The demand for computing power, along with the diversity of computational problems, culminated in a variety of heterogeneous architectures. Among them, hybrid architectures combine different specialized hardware into a single chip, comprising a System-on-Chip (SoC). Since these architectures usually have limited resources, efficiently splitting data and tasks between the different hardware is primal to improve performance. In this context, we explore the non-uniform decomposition of the data domain to improve fluid flow simulation performance on heterogeneous architectures. We evaluate two hybrid architectures: one comprised of a general-purpose x86 CPU and a graphics processing unit (GPU) integrated into a single chip (AMD Kaveri SoC), and another comprised by a general-purpose ARM CPU and a Field Programmable Gate Array (FPGA) integrated into the same chip (Intel Arria 10 SoC). We investigate the effects on performance and energy efficiency of data decomposition on each platform’s devices on a collaborative execution. Our case study is the well-known Lattice Boltzmann Method (LBM), where we apply the technique and analyze the performance and energy efficiency of five kernels on both devices on each platform. Our experimental results show that non-uniform partitioning improves the performance of LBM kernels by up to 11.40% and 15.15% on AMD Kaveri and Intel Arria 10, respectively. While AMD’s Kaveri platform’s performance efficiency is of up to 10.809 MLUPS with an energy efficiency of 142.881 MLUPKJ, Intel’s Arria 10 platform’s is of up to 1.12 MLUPS and 82.272 MLUPKJ.
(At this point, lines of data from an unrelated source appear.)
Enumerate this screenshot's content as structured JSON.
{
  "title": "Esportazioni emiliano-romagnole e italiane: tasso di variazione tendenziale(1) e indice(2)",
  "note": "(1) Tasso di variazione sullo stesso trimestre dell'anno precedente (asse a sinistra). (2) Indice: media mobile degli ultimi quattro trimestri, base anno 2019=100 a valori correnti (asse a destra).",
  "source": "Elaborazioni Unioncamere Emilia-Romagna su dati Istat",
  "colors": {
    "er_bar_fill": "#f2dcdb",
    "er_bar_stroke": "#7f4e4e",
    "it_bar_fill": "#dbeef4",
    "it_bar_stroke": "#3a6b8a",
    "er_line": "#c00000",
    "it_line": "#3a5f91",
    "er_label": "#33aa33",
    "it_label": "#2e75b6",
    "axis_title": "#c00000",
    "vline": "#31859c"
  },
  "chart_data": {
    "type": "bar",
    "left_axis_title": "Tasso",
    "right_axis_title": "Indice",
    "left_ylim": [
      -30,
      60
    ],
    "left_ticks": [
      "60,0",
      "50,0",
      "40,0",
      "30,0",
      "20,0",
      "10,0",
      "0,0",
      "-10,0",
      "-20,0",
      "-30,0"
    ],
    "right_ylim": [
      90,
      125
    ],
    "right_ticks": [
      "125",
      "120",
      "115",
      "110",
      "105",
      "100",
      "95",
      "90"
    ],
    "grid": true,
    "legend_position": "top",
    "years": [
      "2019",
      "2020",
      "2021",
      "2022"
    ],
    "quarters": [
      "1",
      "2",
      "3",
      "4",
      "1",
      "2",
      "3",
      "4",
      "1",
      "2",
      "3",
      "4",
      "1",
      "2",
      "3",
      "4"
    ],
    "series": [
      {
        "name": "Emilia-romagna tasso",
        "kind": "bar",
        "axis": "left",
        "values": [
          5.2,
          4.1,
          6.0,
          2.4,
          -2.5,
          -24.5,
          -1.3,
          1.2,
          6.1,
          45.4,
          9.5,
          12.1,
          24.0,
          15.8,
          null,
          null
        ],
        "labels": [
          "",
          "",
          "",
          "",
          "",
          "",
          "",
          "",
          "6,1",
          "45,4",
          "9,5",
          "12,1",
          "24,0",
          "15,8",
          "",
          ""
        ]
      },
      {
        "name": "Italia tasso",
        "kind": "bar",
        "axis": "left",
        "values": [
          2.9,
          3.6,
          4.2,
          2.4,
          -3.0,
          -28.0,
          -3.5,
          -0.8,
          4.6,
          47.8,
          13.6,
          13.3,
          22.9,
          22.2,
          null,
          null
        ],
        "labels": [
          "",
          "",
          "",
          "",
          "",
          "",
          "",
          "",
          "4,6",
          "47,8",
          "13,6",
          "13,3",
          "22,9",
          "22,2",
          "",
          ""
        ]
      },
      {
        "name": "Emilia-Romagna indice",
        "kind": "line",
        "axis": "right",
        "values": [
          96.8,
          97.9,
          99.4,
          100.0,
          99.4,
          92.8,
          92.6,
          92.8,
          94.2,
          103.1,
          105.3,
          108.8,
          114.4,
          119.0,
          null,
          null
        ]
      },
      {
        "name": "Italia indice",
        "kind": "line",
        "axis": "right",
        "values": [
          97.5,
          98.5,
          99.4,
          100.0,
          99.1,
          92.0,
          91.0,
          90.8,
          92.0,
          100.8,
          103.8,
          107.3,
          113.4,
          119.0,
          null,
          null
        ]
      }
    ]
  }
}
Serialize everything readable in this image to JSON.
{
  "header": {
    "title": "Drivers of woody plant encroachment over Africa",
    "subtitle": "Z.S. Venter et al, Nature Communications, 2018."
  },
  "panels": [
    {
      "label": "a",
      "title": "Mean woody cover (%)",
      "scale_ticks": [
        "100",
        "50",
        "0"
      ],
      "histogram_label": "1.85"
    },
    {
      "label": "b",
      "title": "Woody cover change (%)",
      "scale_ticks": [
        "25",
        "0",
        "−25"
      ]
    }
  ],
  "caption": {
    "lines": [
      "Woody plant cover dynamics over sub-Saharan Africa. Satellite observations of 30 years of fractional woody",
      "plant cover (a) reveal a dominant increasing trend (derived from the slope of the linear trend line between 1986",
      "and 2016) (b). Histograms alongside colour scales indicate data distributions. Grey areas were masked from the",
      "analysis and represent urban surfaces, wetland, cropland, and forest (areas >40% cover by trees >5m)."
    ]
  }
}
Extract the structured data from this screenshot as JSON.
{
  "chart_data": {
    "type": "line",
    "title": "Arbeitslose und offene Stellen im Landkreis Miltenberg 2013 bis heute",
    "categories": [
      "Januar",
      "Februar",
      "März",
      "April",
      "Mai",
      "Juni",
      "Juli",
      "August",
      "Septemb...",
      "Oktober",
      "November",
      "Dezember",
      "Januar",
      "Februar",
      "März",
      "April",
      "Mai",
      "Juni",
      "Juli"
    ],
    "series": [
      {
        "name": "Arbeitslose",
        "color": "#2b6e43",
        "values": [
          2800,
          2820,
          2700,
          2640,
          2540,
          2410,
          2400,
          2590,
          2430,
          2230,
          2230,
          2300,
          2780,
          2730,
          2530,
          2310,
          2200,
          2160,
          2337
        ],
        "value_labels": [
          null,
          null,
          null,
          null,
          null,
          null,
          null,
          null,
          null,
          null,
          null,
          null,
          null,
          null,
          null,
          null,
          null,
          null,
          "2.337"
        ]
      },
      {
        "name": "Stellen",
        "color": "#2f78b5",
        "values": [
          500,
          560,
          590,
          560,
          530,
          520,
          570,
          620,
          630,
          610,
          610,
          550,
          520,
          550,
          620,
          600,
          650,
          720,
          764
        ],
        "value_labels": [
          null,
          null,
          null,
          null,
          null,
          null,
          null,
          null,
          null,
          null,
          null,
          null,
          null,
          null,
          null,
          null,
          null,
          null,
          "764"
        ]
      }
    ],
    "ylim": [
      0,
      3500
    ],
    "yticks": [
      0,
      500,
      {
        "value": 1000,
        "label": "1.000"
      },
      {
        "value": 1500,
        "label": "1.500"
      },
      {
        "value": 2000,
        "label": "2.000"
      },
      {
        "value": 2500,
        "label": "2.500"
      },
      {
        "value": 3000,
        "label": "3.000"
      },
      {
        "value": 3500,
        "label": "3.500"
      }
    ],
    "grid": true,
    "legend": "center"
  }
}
对计算能力的需求以及计算问题的多样性最终导致了各种异构体系结构。其中，混合架构将不同的专用硬件组合到一个包含片上系统（SoC）的芯片中。由于这些体系结构通常具有有限的资源，因此在不同的硬件之间有效地拆分数据和任务对于提高性能至关重要。在这种情况下，我们探索了数据域的非均匀分解，以提高异构架构上的流体流动仿真性能。我们评估了两种混合架构：一种由通用x86 CPU和集成到单个芯片（AMD Kaveri SoC）中的图形处理单元（GPU）组成，另一个则由通用ARM CPU和集成在同一芯片（英特尔Arria 10 SoC）中的现场可编程门阵列（FPGA）组成。我们研究了在协作执行时每个平台设备上数据分解对性能和能效的影响。我们的案例研究是著名的Lattice Boltzmann方法（LBM），我们在其中应用该技术并分析每个平台上两个设备上五个内核的性能和能效。我们的实验结果表明，在AMD Kaveri和Intel Arria 10上，非均匀分区分别将LBM内核的性能提高了11.40％和15.15％。AMD的Kaveri平台的性能效率高达10.809 MLUPS，能源效率为142.881 MLUPKJ，而英特尔的Arria 10平台的性能效率高达1.12 MLUPS和82.272 MLUPKJ。